Le Service juridique et technique de l’Information (SJTI), rattaché organiquement au Premier Ministre, fait le tri et nous envoie en vrac toutes les revues qui lui semblent relever de la loi de 1949, parmi lesquelles nous effectuons nous-mêmes un deuxième tri. La saisine de la Commission peut aussi émaner de parents, d’enseignants ou d’éducateurs qui nous envoient telle ou telle publication pour examen. Pour ce qui concerne les livres, un dépôt au ministère de la Justice de tous les ouvrages destinés à la jeunesse est obligatoire. En général, la Commission ne réexamine pas les rééditions mais examine systématiquement tous les nouveaux titres.

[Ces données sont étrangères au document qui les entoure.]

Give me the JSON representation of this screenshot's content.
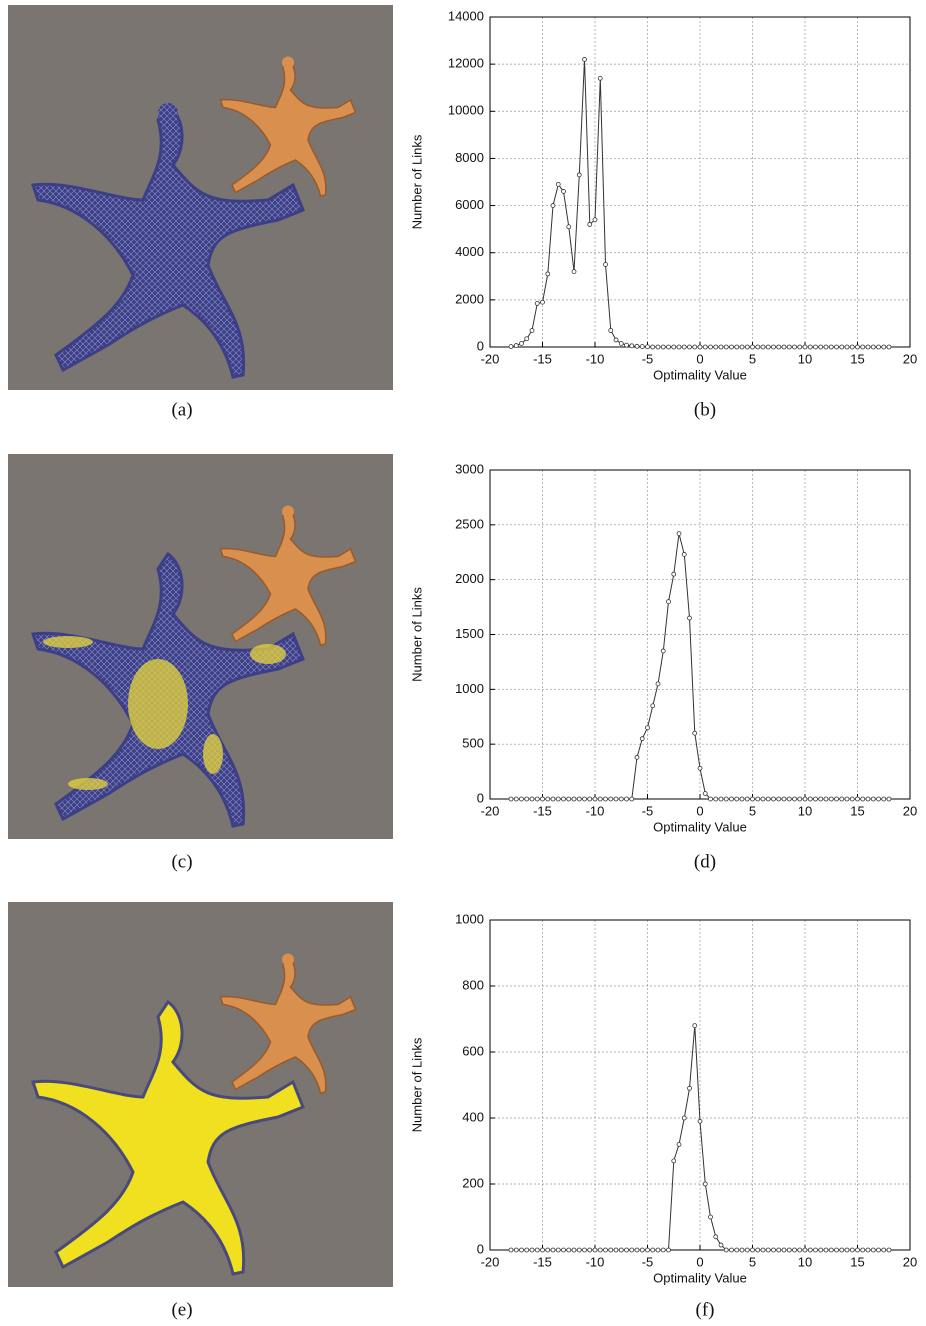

Comment une interdiction prononcée à un moment donné peut-elle être levée ultérieurement ? Il semble que certains albums interdits dans les années 1960 et 70 soient toujours interdits à l’exposition, alors qu’ils paraissent désormais assez innocents, à l’heure où Sade est publié en Livre de Poche...

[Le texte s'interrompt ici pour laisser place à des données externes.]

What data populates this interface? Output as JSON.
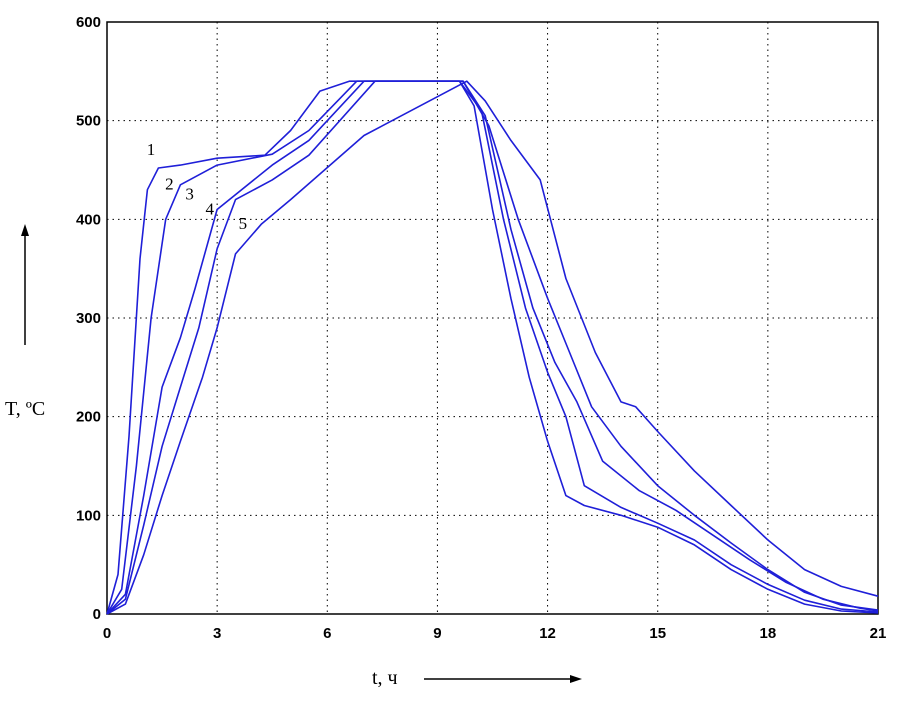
{
  "chart_data": {
    "type": "line",
    "title": "",
    "xlabel": "t, ч",
    "ylabel": "T, ºС",
    "xlim": [
      0,
      21
    ],
    "ylim": [
      0,
      600
    ],
    "xticks": [
      0,
      3,
      6,
      9,
      12,
      15,
      18,
      21
    ],
    "yticks": [
      0,
      100,
      200,
      300,
      400,
      500,
      600
    ],
    "grid": true,
    "line_color": "#1f1fd8",
    "series": [
      {
        "name": "1",
        "x": [
          0,
          0.3,
          0.6,
          0.9,
          1.1,
          1.4,
          2,
          3,
          4.3,
          5,
          5.8,
          6.6,
          9.6,
          10,
          10.5,
          11,
          11.5,
          12,
          12.5,
          13,
          14,
          15,
          16,
          17,
          18,
          19,
          20,
          21
        ],
        "y": [
          0,
          40,
          180,
          360,
          430,
          452,
          455,
          462,
          465,
          490,
          530,
          540,
          540,
          515,
          410,
          320,
          240,
          175,
          120,
          110,
          100,
          88,
          70,
          45,
          25,
          10,
          3,
          1
        ]
      },
      {
        "name": "2",
        "x": [
          0,
          0.4,
          0.8,
          1.2,
          1.6,
          2,
          3,
          4.5,
          5.5,
          6.8,
          9.6,
          10.2,
          10.8,
          11.4,
          12,
          12.5,
          13,
          14,
          15,
          16,
          17,
          18,
          19,
          20,
          21
        ],
        "y": [
          0,
          25,
          150,
          300,
          400,
          435,
          455,
          466,
          490,
          540,
          540,
          510,
          400,
          310,
          245,
          200,
          130,
          108,
          92,
          75,
          50,
          30,
          14,
          5,
          2
        ]
      },
      {
        "name": "3",
        "x": [
          0,
          0.5,
          1,
          1.5,
          2,
          2.4,
          3,
          4.5,
          5.5,
          7,
          9.7,
          10.3,
          11,
          11.6,
          12.2,
          12.8,
          13.5,
          14.5,
          15.5,
          16.5,
          17.5,
          18.5,
          19.5,
          20.5,
          21
        ],
        "y": [
          0,
          20,
          120,
          230,
          280,
          330,
          410,
          455,
          480,
          540,
          540,
          505,
          390,
          310,
          255,
          215,
          155,
          125,
          105,
          80,
          55,
          32,
          15,
          6,
          3
        ]
      },
      {
        "name": "4",
        "x": [
          0,
          0.5,
          1,
          1.5,
          2,
          2.5,
          3,
          3.5,
          4.5,
          5.5,
          7.3,
          9.7,
          10.4,
          11.2,
          12,
          12.6,
          13.2,
          14,
          15,
          16,
          17,
          18,
          19,
          20,
          21
        ],
        "y": [
          0,
          15,
          90,
          170,
          230,
          290,
          370,
          420,
          440,
          465,
          540,
          540,
          495,
          400,
          320,
          265,
          210,
          170,
          130,
          100,
          72,
          45,
          22,
          9,
          4
        ]
      },
      {
        "name": "5",
        "x": [
          0,
          0.5,
          1,
          1.5,
          2,
          2.6,
          3,
          3.5,
          4.2,
          5,
          7,
          9.8,
          10.3,
          11,
          11.8,
          12.5,
          13.3,
          14,
          14.4,
          15,
          16,
          17,
          18,
          19,
          20,
          21
        ],
        "y": [
          0,
          10,
          60,
          120,
          175,
          240,
          290,
          365,
          395,
          420,
          485,
          540,
          520,
          480,
          440,
          340,
          265,
          215,
          210,
          185,
          145,
          110,
          75,
          45,
          28,
          18
        ]
      }
    ],
    "curve_labels": [
      {
        "text": "1",
        "x": 1.2,
        "y": 465
      },
      {
        "text": "2",
        "x": 1.7,
        "y": 430
      },
      {
        "text": "3",
        "x": 2.25,
        "y": 420
      },
      {
        "text": "4",
        "x": 2.8,
        "y": 405
      },
      {
        "text": "5",
        "x": 3.7,
        "y": 390
      }
    ]
  }
}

Cela ne relève pas de la Commission. Comme les actes administratifs ne meurent pas d’eux-mêmes, pour que l’arrêté d’interdiction soit levé, il faut que quelqu’un le demande, c’est-à-dire que le ministère de l’Intérieur soit saisi d’une requête en annulation émanant, par exemple, de l’auteur ou de l’éditeur concerné.

Propos recueillis par Thierry Groensteen le 16 octobre 1998.

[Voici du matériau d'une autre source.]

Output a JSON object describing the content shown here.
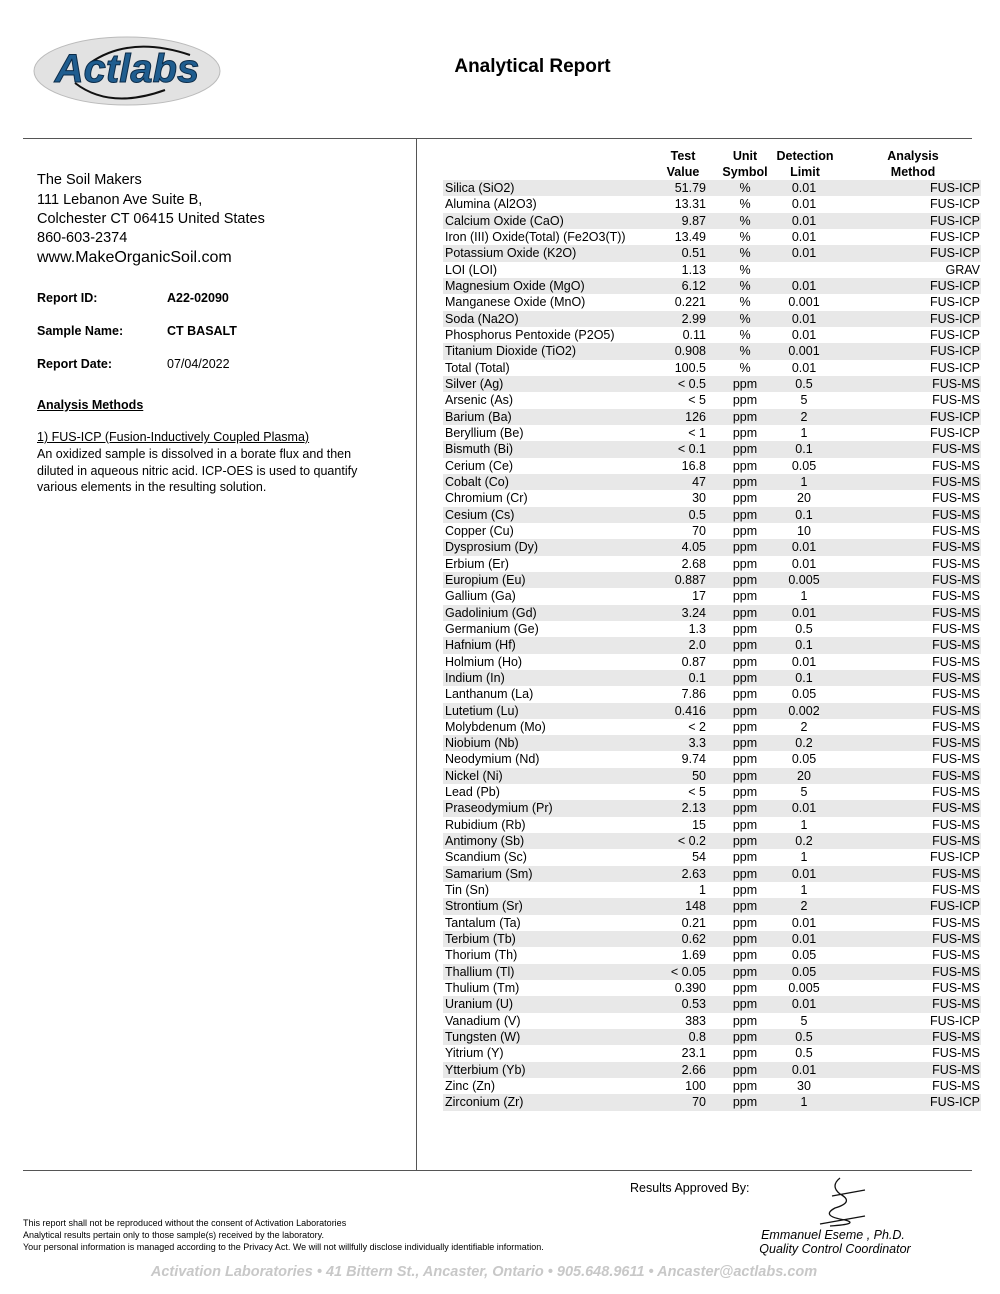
{
  "header": {
    "logo_text": "Actlabs",
    "title": "Analytical Report"
  },
  "client": {
    "name": "The Soil Makers",
    "address1": "111 Lebanon Ave Suite B,",
    "address2": "Colchester CT 06415 United States",
    "phone": "860-603-2374",
    "website": "www.MakeOrganicSoil.com"
  },
  "report": {
    "id_label": "Report ID:",
    "id": "A22-02090",
    "sample_label": "Sample Name:",
    "sample": "CT BASALT",
    "date_label": "Report Date:",
    "date": "07/04/2022"
  },
  "methods": {
    "heading": "Analysis Methods",
    "item1_title": "1) FUS-ICP (Fusion-Inductively Coupled Plasma)",
    "item1_desc": "An oxidized sample is dissolved in a borate flux and then diluted in aqueous nitric acid. ICP-OES is used to quantify various elements in the resulting solution."
  },
  "table": {
    "headers": {
      "value1": "Test",
      "value2": "Value",
      "unit1": "Unit",
      "unit2": "Symbol",
      "dl1": "Detection",
      "dl2": "Limit",
      "method1": "Analysis",
      "method2": "Method"
    },
    "rows": [
      [
        "Silica (SiO2)",
        "51.79",
        "%",
        "0.01",
        "FUS-ICP"
      ],
      [
        "Alumina (Al2O3)",
        "13.31",
        "%",
        "0.01",
        "FUS-ICP"
      ],
      [
        "Calcium Oxide (CaO)",
        "9.87",
        "%",
        "0.01",
        "FUS-ICP"
      ],
      [
        "Iron (III) Oxide(Total) (Fe2O3(T))",
        "13.49",
        "%",
        "0.01",
        "FUS-ICP"
      ],
      [
        "Potassium Oxide (K2O)",
        "0.51",
        "%",
        "0.01",
        "FUS-ICP"
      ],
      [
        "LOI (LOI)",
        "1.13",
        "%",
        "",
        "GRAV"
      ],
      [
        "Magnesium Oxide (MgO)",
        "6.12",
        "%",
        "0.01",
        "FUS-ICP"
      ],
      [
        "Manganese Oxide (MnO)",
        "0.221",
        "%",
        "0.001",
        "FUS-ICP"
      ],
      [
        "Soda (Na2O)",
        "2.99",
        "%",
        "0.01",
        "FUS-ICP"
      ],
      [
        "Phosphorus Pentoxide (P2O5)",
        "0.11",
        "%",
        "0.01",
        "FUS-ICP"
      ],
      [
        "Titanium Dioxide (TiO2)",
        "0.908",
        "%",
        "0.001",
        "FUS-ICP"
      ],
      [
        "Total (Total)",
        "100.5",
        "%",
        "0.01",
        "FUS-ICP"
      ],
      [
        "Silver (Ag)",
        "< 0.5",
        "ppm",
        "0.5",
        "FUS-MS"
      ],
      [
        "Arsenic (As)",
        "< 5",
        "ppm",
        "5",
        "FUS-MS"
      ],
      [
        "Barium (Ba)",
        "126",
        "ppm",
        "2",
        "FUS-ICP"
      ],
      [
        "Beryllium (Be)",
        "< 1",
        "ppm",
        "1",
        "FUS-ICP"
      ],
      [
        "Bismuth (Bi)",
        "< 0.1",
        "ppm",
        "0.1",
        "FUS-MS"
      ],
      [
        "Cerium (Ce)",
        "16.8",
        "ppm",
        "0.05",
        "FUS-MS"
      ],
      [
        "Cobalt (Co)",
        "47",
        "ppm",
        "1",
        "FUS-MS"
      ],
      [
        "Chromium (Cr)",
        "30",
        "ppm",
        "20",
        "FUS-MS"
      ],
      [
        "Cesium (Cs)",
        "0.5",
        "ppm",
        "0.1",
        "FUS-MS"
      ],
      [
        "Copper (Cu)",
        "70",
        "ppm",
        "10",
        "FUS-MS"
      ],
      [
        "Dysprosium (Dy)",
        "4.05",
        "ppm",
        "0.01",
        "FUS-MS"
      ],
      [
        "Erbium (Er)",
        "2.68",
        "ppm",
        "0.01",
        "FUS-MS"
      ],
      [
        "Europium (Eu)",
        "0.887",
        "ppm",
        "0.005",
        "FUS-MS"
      ],
      [
        "Gallium (Ga)",
        "17",
        "ppm",
        "1",
        "FUS-MS"
      ],
      [
        "Gadolinium (Gd)",
        "3.24",
        "ppm",
        "0.01",
        "FUS-MS"
      ],
      [
        "Germanium (Ge)",
        "1.3",
        "ppm",
        "0.5",
        "FUS-MS"
      ],
      [
        "Hafnium (Hf)",
        "2.0",
        "ppm",
        "0.1",
        "FUS-MS"
      ],
      [
        "Holmium (Ho)",
        "0.87",
        "ppm",
        "0.01",
        "FUS-MS"
      ],
      [
        "Indium (In)",
        "0.1",
        "ppm",
        "0.1",
        "FUS-MS"
      ],
      [
        "Lanthanum (La)",
        "7.86",
        "ppm",
        "0.05",
        "FUS-MS"
      ],
      [
        "Lutetium (Lu)",
        "0.416",
        "ppm",
        "0.002",
        "FUS-MS"
      ],
      [
        "Molybdenum (Mo)",
        "< 2",
        "ppm",
        "2",
        "FUS-MS"
      ],
      [
        "Niobium (Nb)",
        "3.3",
        "ppm",
        "0.2",
        "FUS-MS"
      ],
      [
        "Neodymium (Nd)",
        "9.74",
        "ppm",
        "0.05",
        "FUS-MS"
      ],
      [
        "Nickel (Ni)",
        "50",
        "ppm",
        "20",
        "FUS-MS"
      ],
      [
        "Lead (Pb)",
        "< 5",
        "ppm",
        "5",
        "FUS-MS"
      ],
      [
        "Praseodymium (Pr)",
        "2.13",
        "ppm",
        "0.01",
        "FUS-MS"
      ],
      [
        "Rubidium (Rb)",
        "15",
        "ppm",
        "1",
        "FUS-MS"
      ],
      [
        "Antimony (Sb)",
        "< 0.2",
        "ppm",
        "0.2",
        "FUS-MS"
      ],
      [
        "Scandium (Sc)",
        "54",
        "ppm",
        "1",
        "FUS-ICP"
      ],
      [
        "Samarium (Sm)",
        "2.63",
        "ppm",
        "0.01",
        "FUS-MS"
      ],
      [
        "Tin (Sn)",
        "1",
        "ppm",
        "1",
        "FUS-MS"
      ],
      [
        "Strontium (Sr)",
        "148",
        "ppm",
        "2",
        "FUS-ICP"
      ],
      [
        "Tantalum (Ta)",
        "0.21",
        "ppm",
        "0.01",
        "FUS-MS"
      ],
      [
        "Terbium (Tb)",
        "0.62",
        "ppm",
        "0.01",
        "FUS-MS"
      ],
      [
        "Thorium (Th)",
        "1.69",
        "ppm",
        "0.05",
        "FUS-MS"
      ],
      [
        "Thallium (Tl)",
        "< 0.05",
        "ppm",
        "0.05",
        "FUS-MS"
      ],
      [
        "Thulium (Tm)",
        "0.390",
        "ppm",
        "0.005",
        "FUS-MS"
      ],
      [
        "Uranium (U)",
        "0.53",
        "ppm",
        "0.01",
        "FUS-MS"
      ],
      [
        "Vanadium (V)",
        "383",
        "ppm",
        "5",
        "FUS-ICP"
      ],
      [
        "Tungsten (W)",
        "0.8",
        "ppm",
        "0.5",
        "FUS-MS"
      ],
      [
        "Yitrium (Y)",
        "23.1",
        "ppm",
        "0.5",
        "FUS-MS"
      ],
      [
        "Ytterbium (Yb)",
        "2.66",
        "ppm",
        "0.01",
        "FUS-MS"
      ],
      [
        "Zinc (Zn)",
        "100",
        "ppm",
        "30",
        "FUS-MS"
      ],
      [
        "Zirconium (Zr)",
        "70",
        "ppm",
        "1",
        "FUS-ICP"
      ]
    ]
  },
  "approval": {
    "label": "Results Approved By:",
    "name": "Emmanuel Eseme , Ph.D.",
    "role": "Quality Control Coordinator"
  },
  "disclaimer": [
    "This report shall not be reproduced without the consent of Activation Laboratories",
    "Analytical results pertain only to those sample(s) received by the laboratory.",
    "Your personal information is managed according to the Privacy Act. We will not willfully disclose individually identifiable information."
  ],
  "footer": "Activation Laboratories • 41 Bittern St., Ancaster, Ontario • 905.648.9611 • Ancaster@actlabs.com",
  "colors": {
    "logo_blue": "#1f5d8f",
    "row_shade": "#e8e8e8",
    "footer_gray": "#c8c8c8"
  }
}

Cet article a paru dans le numéro 4 de 9ème Art en janvier 1999, pp. 41-43.

[1] Le « supplément cochon » accompagnait l’album Ching Soao, dans la série Les Innommables, par Yann et Conrad, aux éditions Dargaud. Lors de son examen par la Commission au cours de la séance du 12 octobre 1995, le débat s’était focalisé sur la mention « entrée interdite aux mineurs » figurant sur le supplément, en contradiction avec le public visé par l’album lui-même. Convoquées par la Commission le 14 décembre 95, les éditions Dargaud précisaient que la série s’adressait à un public de 15 à 25 ans. Un courrier adressé aux librairies en janvier 1996 leur demandait de supprimer la bande annonce du « supplément cochon » et de classer l’album parmi les bandes dessinées "adultes". Le supplément disparaîtra des réimpressions ultérieures de l’ouvrage. Quant à « l’autre série du même éditeur », il s’agissait de Fatum, par Froideval et Francard. La scène incriminée par la Commission, lors de la séance du 24 mars 1998, figure en page 9 du tome 2 ; elle représente « un enfant de 12 ans au lit dans les bras d’une femme nue ». Contactée téléphoniquement, la secrétaire générale des éditions Dargaud, Fabienne Ballet, acceptait de prendre trois dispositions : faire disparaître la mention « Loi de 1949 » sur l’album ; faire exposer l’album dans le rayon « adultes » ; mettre un avertissement « public averti » dans le catalogue Dargaud 1999.